Normeperidine also has an excitatory effect on the central nervous system and causes seizures if it accumulates.
Propoxyphene should also be avoided in patients with kidney failure because of the accumulation of a metabolite (norpropoxyphene). Both can cause ventricular arrhythmias as a result of class IA antiarrhythmic properties. Another complication, propoxyphene-induced hypoglycemia, can be seen in patients with CKD.

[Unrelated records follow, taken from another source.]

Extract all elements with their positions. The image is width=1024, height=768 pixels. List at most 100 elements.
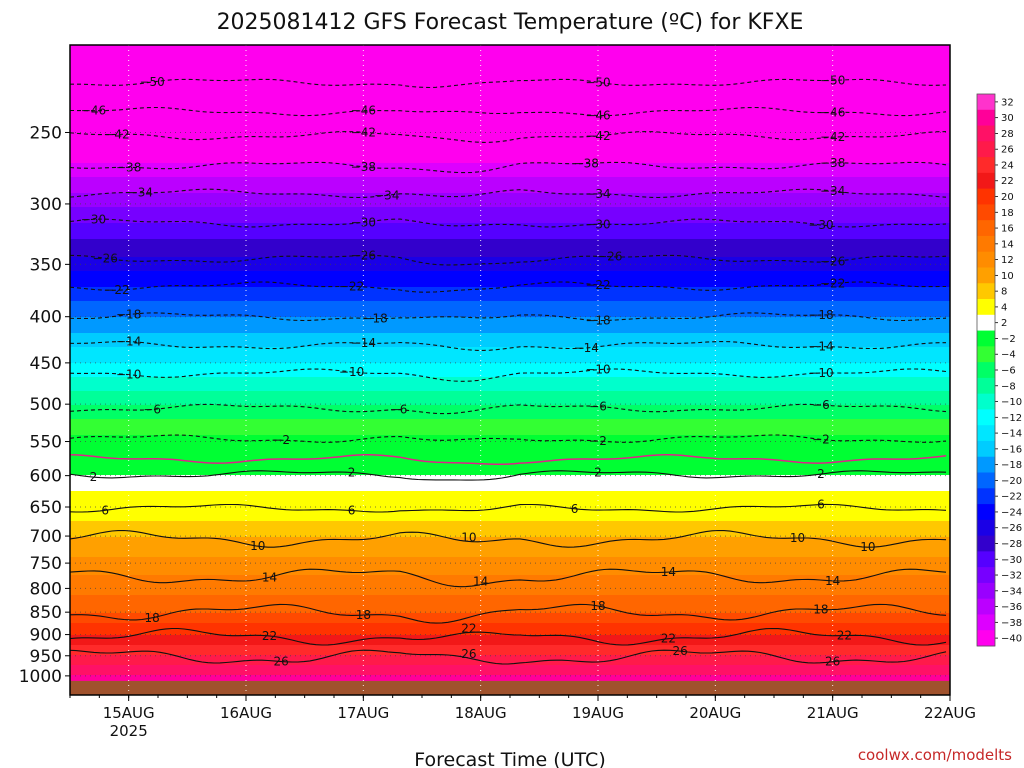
temperature-band — [70, 589, 950, 592]
temperature-band — [70, 89, 950, 92]
temperature-band — [70, 399, 950, 402]
y-tick-label: 650 — [30, 498, 62, 518]
colorbar-swatch — [977, 409, 995, 426]
colorbar-swatch — [977, 456, 995, 473]
temperature-band — [70, 349, 950, 352]
contour-label: 26 — [672, 644, 687, 658]
temperature-band — [70, 95, 950, 98]
temperature-band — [70, 361, 950, 364]
contour-label: −22 — [820, 277, 845, 291]
colorbar-swatch — [977, 204, 995, 221]
temperature-band — [70, 613, 950, 616]
temperature-band — [70, 217, 950, 220]
temperature-band — [70, 585, 950, 588]
temperature-band — [70, 673, 950, 676]
temperature-band — [70, 557, 950, 560]
temperature-band — [70, 427, 950, 430]
contour-label: −26 — [597, 250, 622, 264]
colorbar-swatch — [977, 314, 995, 331]
contour-label: −46 — [351, 104, 376, 118]
colorbar-label: 18 — [1001, 208, 1014, 219]
temperature-band — [70, 127, 950, 130]
temperature-band — [70, 647, 950, 650]
contour-line-22 — [70, 627, 947, 646]
temperature-band — [70, 193, 950, 196]
temperature-band — [70, 241, 950, 244]
temperature-band — [70, 477, 950, 480]
temperature-band — [70, 621, 950, 624]
temperature-band — [70, 265, 950, 268]
colorbar-label: −6 — [1001, 366, 1016, 377]
colorbar-label: −10 — [1001, 397, 1022, 408]
temperature-band — [70, 383, 950, 386]
temperature-band — [70, 627, 950, 630]
temperature-band — [70, 515, 950, 518]
contour-label: −22 — [339, 280, 364, 294]
temperature-band — [70, 497, 950, 500]
temperature-band — [70, 69, 950, 72]
temperature-band — [70, 353, 950, 356]
temperature-band — [70, 661, 950, 664]
temperature-band — [70, 229, 950, 232]
temperature-band — [70, 91, 950, 94]
temperature-band — [70, 625, 950, 628]
temperature-band — [70, 513, 950, 516]
contour-label: −14 — [808, 340, 833, 354]
temperature-band — [70, 77, 950, 80]
grid — [70, 45, 950, 695]
contour-label: 22 — [661, 632, 676, 646]
temperature-band — [70, 507, 950, 510]
temperature-band — [70, 207, 950, 210]
temperature-band — [70, 671, 950, 674]
contour-label: 22 — [461, 622, 476, 636]
contour-label: −46 — [585, 109, 610, 123]
temperature-band — [70, 221, 950, 224]
temperature-band — [70, 393, 950, 396]
y-tick-label: 250 — [30, 123, 62, 143]
temperature-band — [70, 421, 950, 424]
colorbar-label: 16 — [1001, 224, 1014, 235]
colorbar-swatch — [977, 614, 995, 631]
temperature-band — [70, 337, 950, 340]
colorbar-label: 28 — [1001, 129, 1014, 140]
temperature-band — [70, 561, 950, 564]
temperature-band — [70, 431, 950, 434]
temperature-band — [70, 269, 950, 272]
temperature-band — [70, 331, 950, 334]
colorbar-swatch — [977, 141, 995, 158]
temperature-band — [70, 443, 950, 446]
colorbar-label: −12 — [1001, 413, 1022, 424]
colorbar-swatch — [977, 157, 995, 174]
colorbar-label: −32 — [1001, 571, 1022, 582]
temperature-band — [70, 669, 950, 672]
contour-label: −22 — [104, 283, 129, 297]
temperature-band — [70, 641, 950, 644]
temperature-band — [70, 261, 950, 264]
contour-label: −34 — [128, 186, 153, 200]
temperature-band — [70, 485, 950, 488]
colorbar-swatch — [977, 299, 995, 316]
contour-label: 10 — [461, 531, 476, 545]
temperature-band — [70, 163, 950, 166]
temperature-band — [70, 355, 950, 358]
colorbar-swatch — [977, 94, 995, 111]
temperature-band — [70, 251, 950, 254]
temperature-band — [70, 267, 950, 270]
temperature-band — [70, 559, 950, 562]
temperature-band — [70, 255, 950, 258]
temperature-band — [70, 413, 950, 416]
temperature-band — [70, 527, 950, 530]
contour-label: 22 — [837, 629, 852, 643]
contour-label: −14 — [574, 341, 599, 355]
temperature-band — [70, 271, 950, 274]
x-tick-label: 17AUG — [337, 704, 389, 722]
y-tick-label: 950 — [30, 647, 62, 667]
colorbar-swatch — [977, 346, 995, 363]
temperature-band — [70, 75, 950, 78]
temperature-band — [70, 543, 950, 546]
temperature-band — [70, 299, 950, 302]
temperature-band — [70, 311, 950, 314]
temperature-band — [70, 133, 950, 136]
temperature-band — [70, 519, 950, 522]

Morphine should be used with caution in patients with kidney failure. Morphine undergoes glucuronidation to morphine-6-glucuronide (M6G) and morphine-3-glucuronide. M6G accumulates in kidney failure and is a more potent analgesic than the parent compound. In patients with end-stage kidney disease, the half-life of M6G is estimated to be 38 to 103 hours.
Codeine is metabolized in the liver to codeine-6-glucuronide, norcodeine, and morphine. A dose reduction of 50% is generally recommended in kidney failure.
Hydromorphone is considered to be relatively safe and effective in patients with kidney failure. It is metabolized in the liver to hydromorphone-3-glucuronide followed by a reduction to 6-a-hydroxyhydromorphone and 6-b-hydroxyhydromorphone, both of which are less potent analgesics than the parent drug. Seizure activity and cognitive impairment have been reported in patients with kidney failure receiving high-dose hydromorphone therapy.
Fentanyl is another good option for pain management in patients with kidney failure, even though the kidneys eliminate both the parent drug and its metabolites.